Ihr kennt sie alle: die grellen Rabattschilder im Supermarkt. Oder auch Online. Die Sale „Sale-“ und „Tiefpreis-Aufrufe“. Die Vergleichsportale, mit denen wir heutzutage in Sekundenschnelle das günstigste Angebot finden. Das preiswerteste Produkt unter vielen. Wir sind auf der Suche nach dem günstigsten Preis. Immer und überall.
Wirklich immer? Nicht ganz.
In manchen Situationen und bei manchen Produkten dreht sich der Spieß um. Dann zahlen wir hohe Preise, ohne mit der Wimper zu zucken. Und das, obwohl wir ein Produkt mit denselben Eigenschaften für weniger Geld erwerben könnten. Dann greifen wir sogar zu Produkten, deren Preis gerade erhöht wurde. Doch wie kommt es dazu?
Preiserhöhungen:
Preiserhöhungen implizieren Gewisse Dinge: Wir vermuten hinter ihnen in der Regel einen Grund. Und zwar nehmen wir nicht etwa an, dass ein Unternehmen die Preise seiner Produkte anhebt, weil es sich in finanzieller Not befindet oder dem Konsumenten einfach mehr Geld aus der Tasche ziehen möchte. Vielmehr vermuten wir, dass das betroffene Produkt fast ausverkauft ist und der Hersteller es sich deshalb erlauben kann, den Preis noch einmal zu erhöhen. Oder wir glauben, dass es sich bei einem Produkt um ein außerordentlich gutes handeln muss, schließlich haben schon viele andere Käufer vor uns darauf vertraut (Vgl. Kotler, P./Bliemel, F.: 2001, S. 871).
Hohe Preise:
Nicht nur bei Preiserhöhungen zahlen wir in gewissen Fällen gern hohe Preise. Auch in von Grund auf teure Produkte investieren wir unter bestimmten Bedingungen unser Geld, obwohl wir auch günstigere Produktalternativen mit gleichen Produktmerkmalen erwerben könnten.

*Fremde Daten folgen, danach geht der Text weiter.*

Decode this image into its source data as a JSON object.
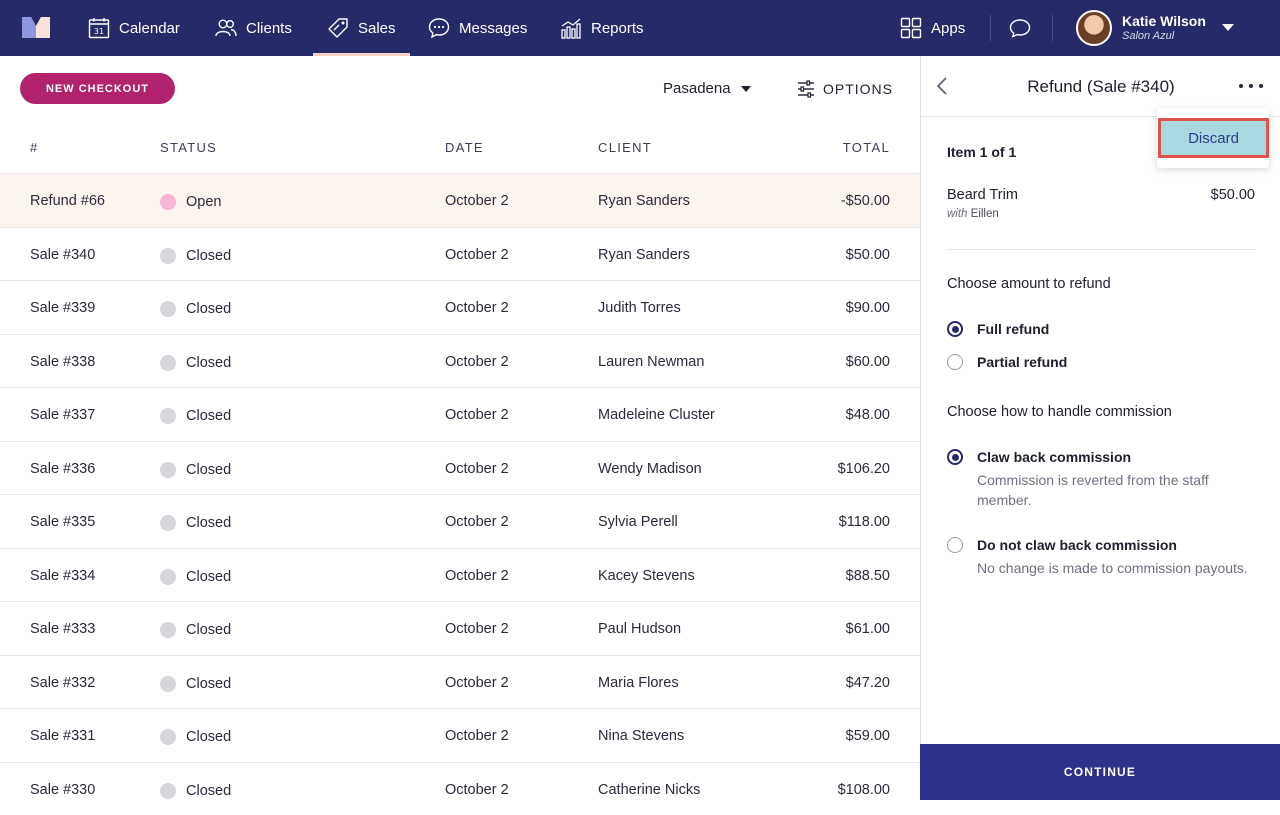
{
  "nav": {
    "items": [
      {
        "label": "Calendar",
        "icon": "calendar-icon"
      },
      {
        "label": "Clients",
        "icon": "clients-icon"
      },
      {
        "label": "Sales",
        "icon": "tag-icon"
      },
      {
        "label": "Messages",
        "icon": "chat-bubble-icon"
      },
      {
        "label": "Reports",
        "icon": "bar-chart-icon"
      }
    ],
    "active": "Sales",
    "calendar_day": "31",
    "apps_label": "Apps",
    "user": {
      "name": "Katie Wilson",
      "salon": "Salon Azul"
    }
  },
  "toolbar": {
    "new_checkout": "NEW CHECKOUT",
    "location": "Pasadena",
    "options": "OPTIONS"
  },
  "table": {
    "headers": {
      "num": "#",
      "status": "STATUS",
      "date": "DATE",
      "client": "CLIENT",
      "total": "TOTAL"
    },
    "rows": [
      {
        "num": "Refund #66",
        "status": "Open",
        "date": "October 2",
        "client": "Ryan Sanders",
        "total": "-$50.00"
      },
      {
        "num": "Sale #340",
        "status": "Closed",
        "date": "October 2",
        "client": "Ryan Sanders",
        "total": "$50.00"
      },
      {
        "num": "Sale #339",
        "status": "Closed",
        "date": "October 2",
        "client": "Judith Torres",
        "total": "$90.00"
      },
      {
        "num": "Sale #338",
        "status": "Closed",
        "date": "October 2",
        "client": "Lauren Newman",
        "total": "$60.00"
      },
      {
        "num": "Sale #337",
        "status": "Closed",
        "date": "October 2",
        "client": "Madeleine Cluster",
        "total": "$48.00"
      },
      {
        "num": "Sale #336",
        "status": "Closed",
        "date": "October 2",
        "client": "Wendy Madison",
        "total": "$106.20"
      },
      {
        "num": "Sale #335",
        "status": "Closed",
        "date": "October 2",
        "client": "Sylvia Perell",
        "total": "$118.00"
      },
      {
        "num": "Sale #334",
        "status": "Closed",
        "date": "October 2",
        "client": "Kacey Stevens",
        "total": "$88.50"
      },
      {
        "num": "Sale #333",
        "status": "Closed",
        "date": "October 2",
        "client": "Paul Hudson",
        "total": "$61.00"
      },
      {
        "num": "Sale #332",
        "status": "Closed",
        "date": "October 2",
        "client": "Maria Flores",
        "total": "$47.20"
      },
      {
        "num": "Sale #331",
        "status": "Closed",
        "date": "October 2",
        "client": "Nina Stevens",
        "total": "$59.00"
      },
      {
        "num": "Sale #330",
        "status": "Closed",
        "date": "October 2",
        "client": "Catherine Nicks",
        "total": "$108.00"
      }
    ]
  },
  "panel": {
    "title": "Refund (Sale #340)",
    "menu": {
      "discard": "Discard"
    },
    "item_count": "Item 1 of 1",
    "item": {
      "name": "Beard Trim",
      "with_prefix": "with",
      "staff": "Eillen",
      "price": "$50.00"
    },
    "amount_heading": "Choose amount to refund",
    "amount_options": [
      {
        "label": "Full refund",
        "checked": true
      },
      {
        "label": "Partial refund",
        "checked": false
      }
    ],
    "commission_heading": "Choose how to handle commission",
    "commission_options": [
      {
        "label": "Claw back commission",
        "desc": "Commission is reverted from the staff member.",
        "checked": true
      },
      {
        "label": "Do not claw back commission",
        "desc": "No change is made to commission payouts.",
        "checked": false
      }
    ],
    "continue": "CONTINUE"
  },
  "colors": {
    "nav_bg": "#262a68",
    "brand_pink": "#b2236e",
    "open_status": "#f7b6d3",
    "closed_status": "#d6d6dc",
    "continue_bg": "#2e3189",
    "discard_highlight": "#a8d9e0"
  }
}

Solche Entscheidungen liegen verschiedenen Einflüssen zugrunde:
Unser Geltungsbedürfnis: Wenn wir ein Produkt oder eine Dienstleistung erwerben, dann tun wir dies nicht immer nur wegen eines bestimmten Nutzen und wegen der vorherrschenden Produkteigenschaften, sondern oft auch deshalb, weil die Marke, das Produkt oder auch die zugehörigen Eigenschaften eine gewisse Einstellung oder einen Lebensstandard verdeutlichen (Vgl. Felser, G.: 2015, S. 395 f.). Uns ist es also wichtig, was wir der Welt da draußen durch unseren Konsum mitteilen. Deshalb greifen wir bei zwei identischen Produkten gerne auch mal zum teureren, da es als Statussymbol oder auch als Zeichen des guten Geschmacks gilt. In der Fachliteratur wird dieser Einfluss auf unser Kaufverhalten oft sogar als Snopeffekt bezeichnet. Schließlich sind auch Prunk und Protz sowie Luxus und Extravaganz Gründe dafür, dass wir gerne tiefer in die Tasche greifen. Es kommt immer ganz darauf an, über welche Werte man sich als Mensch definiert.
Die Preis-Qualitäts-Regel: Unter gewissen Bedingungen neigen wir als Konsumenten dazu, den Preis eines Produktes als Kriterium zur Bewertung seiner Qualität heranzuziehen (Vgl. Felser, G.: 2015, S. 393 ff.). Wir gehen dann also davon aus, dass teurere Güter und Dienstleistungen qualitativ hochwertiger sein müssen als günstigere. Dies geschieht unter folgenden Umständen:
- Es liegt ein geringes Involvement vor. Im Zusammenhang damit steht häufig, dass der Käufer nicht viele Informationen zum Produkt zur Verfügung hat, da er nicht aktiv nach ihnen sucht. Er besitzt deshalb oder aus anderen Gründen eine mangelnde Expertise.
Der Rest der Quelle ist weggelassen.